Biogen shares fell on Friday after the head of the Food and Drug Administration called for an investigation into the recent approval of the company’s Alzheimer’s drug, Aduhelm.
Acting FDA Commissioner Dr. Janet Woodcock asked the agency’s inspector general to investigate interactions between the US agency and Biogen representatives before approving the drug on June 7.
“I believe it is essential that the disputed events be reviewed by an independent body such as the Inspector̵
Shares in Biogen fell past more than 3% after notification.
Biogenic stocks rose last month after the FDA approved the drug for biotechnology, the first drug cleared by U.S. regulators to slow cognitive decline in people living with Alzheimer’s and the first new drug against the disease in nearly two decades.
The decision marked a departure from the advice of the Agency’s independent panel of external experts, who unexpectedly refused to approve the substance last autumn, citing non-convincing data. At least three members of the panel have withdrawn in protest after the agency’s approval.
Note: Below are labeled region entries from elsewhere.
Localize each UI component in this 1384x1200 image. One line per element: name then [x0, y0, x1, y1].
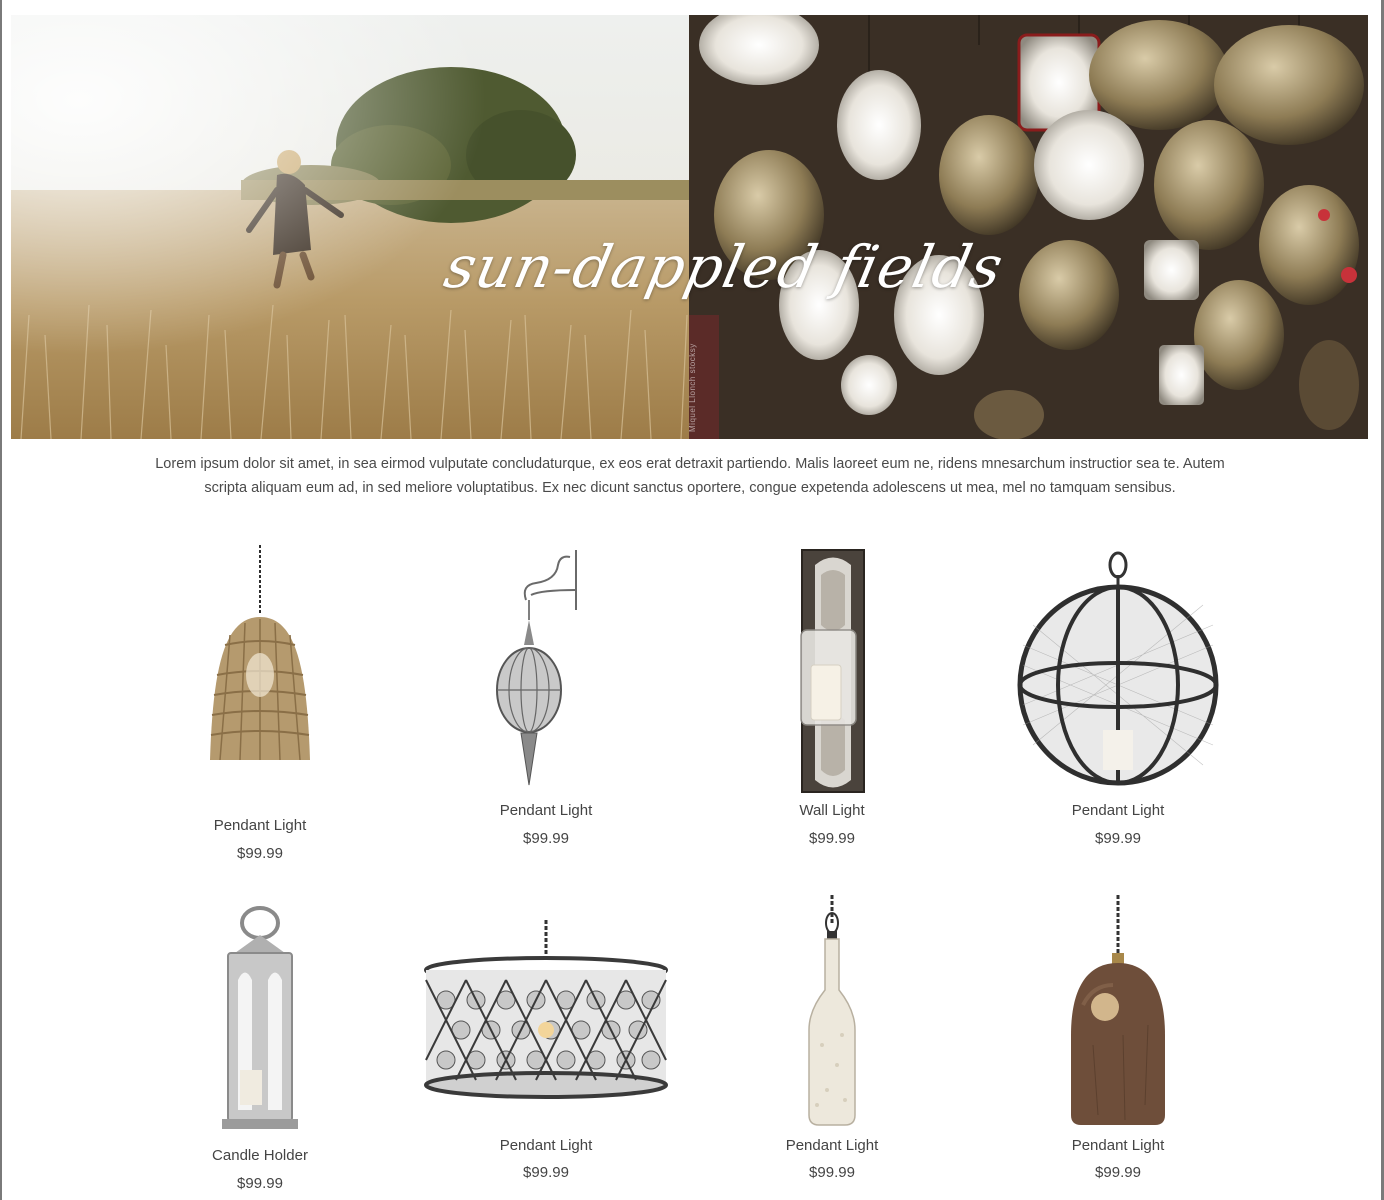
globe-cage-pendant-image[interactable] — [988, 545, 1248, 795]
wall-sconce-image[interactable] — [702, 545, 962, 795]
product-name[interactable]: Pendant Light — [416, 802, 676, 819]
hero-field-photo — [11, 15, 689, 439]
product-name[interactable]: Pendant Light — [702, 1137, 962, 1154]
product-price: $99.99 — [809, 1164, 855, 1181]
product-price: $99.99 — [237, 845, 283, 862]
hero-title: sun-dappled fields — [438, 233, 1010, 301]
hero-lanterns-photo — [689, 15, 1368, 439]
product-card[interactable]: Pendant Light $99.99 — [988, 895, 1248, 1190]
steel-lantern-image[interactable] — [130, 905, 390, 1133]
product-card[interactable]: Pendant Light $99.99 — [702, 895, 962, 1190]
product-name[interactable]: Pendant Light — [416, 1137, 676, 1154]
product-card[interactable]: Pendant Light $99.99 — [416, 920, 676, 1190]
product-name[interactable]: Pendant Light — [130, 817, 390, 834]
product-price: $99.99 — [1095, 830, 1141, 847]
product-card[interactable]: Wall Light $99.99 — [702, 545, 962, 855]
photo-credit: Miquel Llonch stocksy — [688, 343, 697, 432]
product-name[interactable]: Pendant Light — [988, 802, 1248, 819]
product-card[interactable]: Candle Holder $99.99 — [130, 905, 390, 1195]
intro-paragraph: Lorem ipsum dolor sit amet, in sea eirmo… — [155, 456, 1225, 496]
product-name[interactable]: Pendant Light — [988, 1137, 1248, 1154]
glass-bottle-pendant-image[interactable] — [702, 895, 962, 1127]
product-price: $99.99 — [523, 830, 569, 847]
bronze-dome-pendant-image[interactable] — [988, 895, 1248, 1127]
window-frame-left — [0, 0, 2, 1200]
product-name[interactable]: Wall Light — [702, 802, 962, 819]
rattan-pendant-light-image[interactable] — [130, 545, 390, 770]
crystal-drum-chandelier-image[interactable] — [416, 920, 676, 1100]
product-price: $99.99 — [237, 1175, 283, 1192]
product-card[interactable]: Pendant Light $99.99 — [416, 545, 676, 855]
product-price: $99.99 — [1095, 1164, 1141, 1181]
product-price: $99.99 — [523, 1164, 569, 1181]
moroccan-hanging-lantern-image[interactable] — [416, 545, 676, 795]
product-card[interactable]: Pendant Light $99.99 — [988, 545, 1248, 855]
product-price: $99.99 — [809, 830, 855, 847]
product-card[interactable]: Pendant Light $99.99 — [130, 545, 390, 875]
product-name[interactable]: Candle Holder — [130, 1147, 390, 1164]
Federal regulators faced intense pressure from friends and family members of Alzheimer’s patients asking for trace of the drug, scientifically known as aducanumab. STAT News and other media reported that FDA officials used a legislative shortcut to get approval to get the drug on the market faster.
The biogenic drug is targeted at a “sticky” compound in the brain known as beta-amyloid, which researchers expect to play a role in the devastating disease.
It is rare for an FDA chief to require an investigation into the agency’s own decisions. It is the latest setback for the company and the drug, which has been controversial since the promise shown in 2016.
In March 2019, Biogen withdrew the development of the drug after an analysis by an independent group revealed that it would be unlikely to work. The company then shocked investors several months later by announcing that it would still seek regulatory approval of the drug.
When Biogen sought approval for the drug in late 2019, the researchers said a new analysis of a larger data set showed that aducanumab “reduced clinical decline in patients with early-onset Alzheimer’s disease.”
Alzheimer’s experts and Wall Street analysts were immediately skeptical, with some speculating whether the clinical trial data were sufficient to prove the drug worked and whether approval could make it more difficult for other companies to enroll patients in their own drug trials.
Some doctors have said they will not prescribe aducanumab because of the mixed data package that supports the company’s application.